**Technical Documentation: Preprocessing Domain**
**Version:** 1.0
**System:** deepwiki-rs
**Classification:** Core Business Domain
**Last Updated:** 2026-02-01 06:42:41 (UTC)
---
## 1. Overview
The **Preprocessing Domain** constitutes the foundational stage of the deepwiki-rs documentation generation pipeline. As the first executable phase in the four-stage workflow (Preprocessing → Research → Composition → Output), this domain is responsible for transforming raw source code repositories into structured, machine-readable analytical artifacts.
The domain implements a hybrid static-and-AI analysis strategy to extract project topology, code dependencies, interface definitions, and architectural relationships from 12+ programming languages.

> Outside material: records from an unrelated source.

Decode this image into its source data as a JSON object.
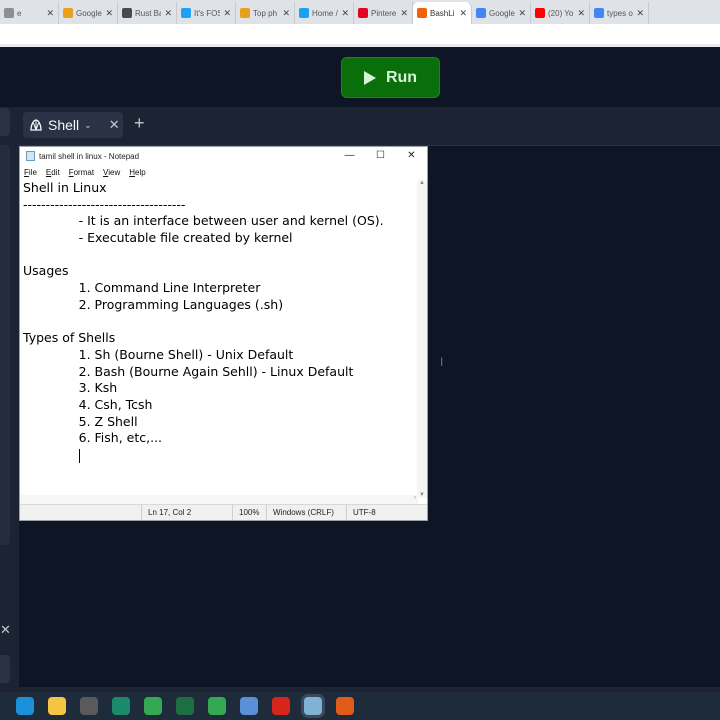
{
  "browser": {
    "tabs": [
      {
        "title": "e",
        "icon": "page-icon",
        "color": "#8a8f99"
      },
      {
        "title": "Google",
        "icon": "g91-icon",
        "color": "#e8a11a"
      },
      {
        "title": "Rust Ba",
        "icon": "rust-icon",
        "color": "#4a4a4a"
      },
      {
        "title": "It's FOS",
        "icon": "twitter-icon",
        "color": "#1da1f2"
      },
      {
        "title": "Top ph",
        "icon": "g91-icon",
        "color": "#e8a11a"
      },
      {
        "title": "Home /",
        "icon": "twitter-icon",
        "color": "#1da1f2"
      },
      {
        "title": "Pintere",
        "icon": "pinterest-icon",
        "color": "#e60023"
      },
      {
        "title": "BashLi",
        "icon": "replit-icon",
        "color": "#f26207",
        "active": true
      },
      {
        "title": "Google",
        "icon": "google-translate-icon",
        "color": "#4285f4"
      },
      {
        "title": "(20) Yo",
        "icon": "youtube-icon",
        "color": "#ff0000"
      },
      {
        "title": "types o",
        "icon": "google-icon",
        "color": "#4285f4"
      }
    ]
  },
  "app": {
    "run_label": "Run",
    "shell_tab_label": "Shell",
    "add_tab_symbol": "+"
  },
  "notepad": {
    "title": "tamil shell in linux - Notepad",
    "menu": [
      "File",
      "Edit",
      "Format",
      "View",
      "Help"
    ],
    "lines": [
      "Shell in Linux",
      "------------------------------------",
      "              - It is an interface between user and kernel (OS).",
      "              - Executable file created by kernel",
      "",
      "Usages",
      "              1. Command Line Interpreter",
      "              2. Programming Languages (.sh)",
      "",
      "Types of Shells",
      "              1. Sh (Bourne Shell) - Unix Default",
      "              2. Bash (Bourne Again Sehll) - Linux Default",
      "              3. Ksh",
      "              4. Csh, Tcsh",
      "              5. Z Shell",
      "              6. Fish, etc,..."
    ],
    "caret_indent": "              ",
    "status": {
      "position": "Ln 17, Col 2",
      "zoom": "100%",
      "line_ending": "Windows (CRLF)",
      "encoding": "UTF-8"
    }
  },
  "taskbar": {
    "icons": [
      {
        "name": "edge-icon",
        "color": "#1b8fd8"
      },
      {
        "name": "file-explorer-icon",
        "color": "#f4c542"
      },
      {
        "name": "calculator-icon",
        "color": "#5a5a5a"
      },
      {
        "name": "app-installer-icon",
        "color": "#1c8a6a"
      },
      {
        "name": "chrome-icon",
        "color": "#34a853"
      },
      {
        "name": "excel-icon",
        "color": "#1d6f42"
      },
      {
        "name": "chrome-profile-icon",
        "color": "#34a853"
      },
      {
        "name": "virtualbox-icon",
        "color": "#5b8fd8"
      },
      {
        "name": "acrobat-icon",
        "color": "#d6261c"
      },
      {
        "name": "notepad-icon",
        "color": "#7fb3d5",
        "active": true
      },
      {
        "name": "media-icon",
        "color": "#e05a1a"
      }
    ]
  }
}
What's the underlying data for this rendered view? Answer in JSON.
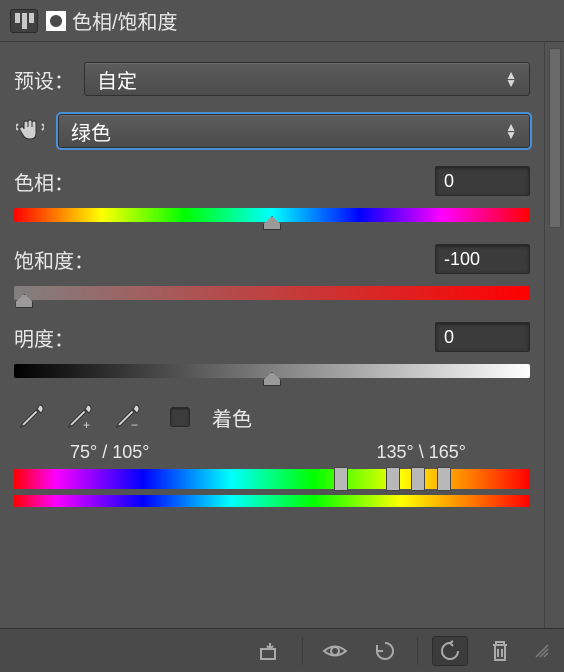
{
  "header": {
    "title": "色相/饱和度"
  },
  "preset": {
    "label": "预设：",
    "value": "自定"
  },
  "channel": {
    "value": "绿色"
  },
  "sliders": {
    "hue": {
      "label": "色相：",
      "value": "0",
      "pos": 50
    },
    "sat": {
      "label": "饱和度：",
      "value": "-100",
      "pos": 0
    },
    "light": {
      "label": "明度：",
      "value": "0",
      "pos": 50
    }
  },
  "colorize": {
    "label": "着色"
  },
  "range": {
    "a": "75°",
    "b": "105°",
    "c": "135°",
    "d": "165°"
  }
}
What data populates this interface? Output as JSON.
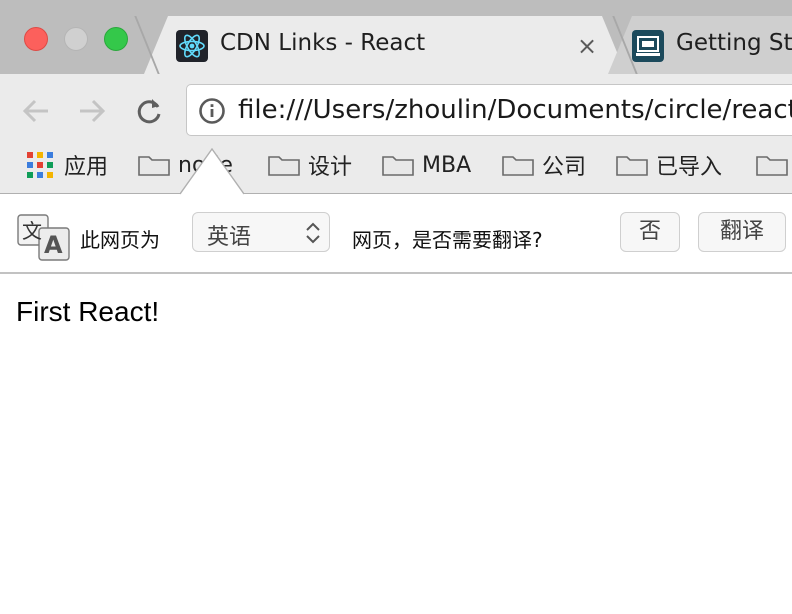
{
  "tabs": [
    {
      "title": "CDN Links - React",
      "favicon": "react-logo-icon",
      "close": "×"
    },
    {
      "title": "Getting Sta",
      "favicon": "laptop-icon"
    }
  ],
  "toolbar": {
    "url": "file:///Users/zhoulin/Documents/circle/react"
  },
  "bookmarks": {
    "apps_label": "应用",
    "folders": [
      "node",
      "设计",
      "MBA",
      "公司",
      "已导入"
    ]
  },
  "translate_bar": {
    "prefix": "此网页为",
    "language": "英语",
    "question": "网页，是否需要翻译?",
    "no_label": "否",
    "translate_label": "翻译",
    "icon_char_zh": "文",
    "icon_char_en": "A"
  },
  "page": {
    "text": "First React!"
  },
  "colors": {
    "titlebar": "#bdbdbd",
    "toolbar": "#ebebeb",
    "close_light": "#fc605c",
    "maximize_light": "#34c84a",
    "react_cyan": "#61dafb"
  }
}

Its primary output—`Vec<CodeInsight>`—serves as the critical data substrate for downstream Research Domain agents performing C4-level architectural analysis.
**Key Characteristics:**
- **Language Agnostic**: Trait-based abstraction supporting Rust, Java, Python, JavaScript, TypeScript, C#, PHP, Kotlin, Swift, React, Vue, and Svelte
- **Hybrid Analysis**: Combines high-performance static regex parsing with LLM-enhanced semantic analysis
- **Parallel Execution**: Controlled concurrency using Tokio async runtime with semaphore-based resource limiting
- **Stateful Pipeline**: Persists results to scoped memory (`MemoryScope::PREPROCESS`) for cross-domain data transfer
---
## 2. Architectural Position
Within the system's Domain-Driven Design (DDD) architecture, the Preprocessing Domain resides in the **Core Business Domain** layer. It maintains strict upstream dependencies on Infrastructure Domains (Configuration, LLM Integration, Caching) and downstream data contracts with the Research Domain.
```mermaid
graph LR
A[Configuration<br/>Management] -->|initializes| B[Core Generation<br/>Domain]
B -->|orchestrates| C[Preprocessing<br/>Domain]
C -->|produces| D[MemoryScope::<br/>PREPROCESS]
D -->|consumes| E[Research<br/>Domain]
F[LLM Integration] -.->|enhances| C
G[Caching Domain] -.->|optimizes| C
style C fill:#e8f5e9,stroke:#1b5e20,stroke-width:2px
style D fill:#fff3e0,stroke:#e65100
```
**Execution Pattern:**
Unlike the Research and Composition domains that utilize the declarative `StepForwardAgent` trait framework, Preprocessing employs an **imperative execution pattern**. Agents in this domain directly invoke the `AgentExecutor` for fine-grained control over data transformation tasks that require complex filtering, parallelization, and staged persistence logic.
---
## 3. Core Components
### 3.1 PreProcessAgent (Orchestrator)
The central coordinator implementing the `Generator<PreprocessingResult>` trait. It executes a deterministic six-step workflow with structured progress logging and performance instrumentation.
**Key Responsibilities:**
- Pipeline sequencing and error boundary management
- Resource allocation (parallelism limits via `config.llm.max_parallels`)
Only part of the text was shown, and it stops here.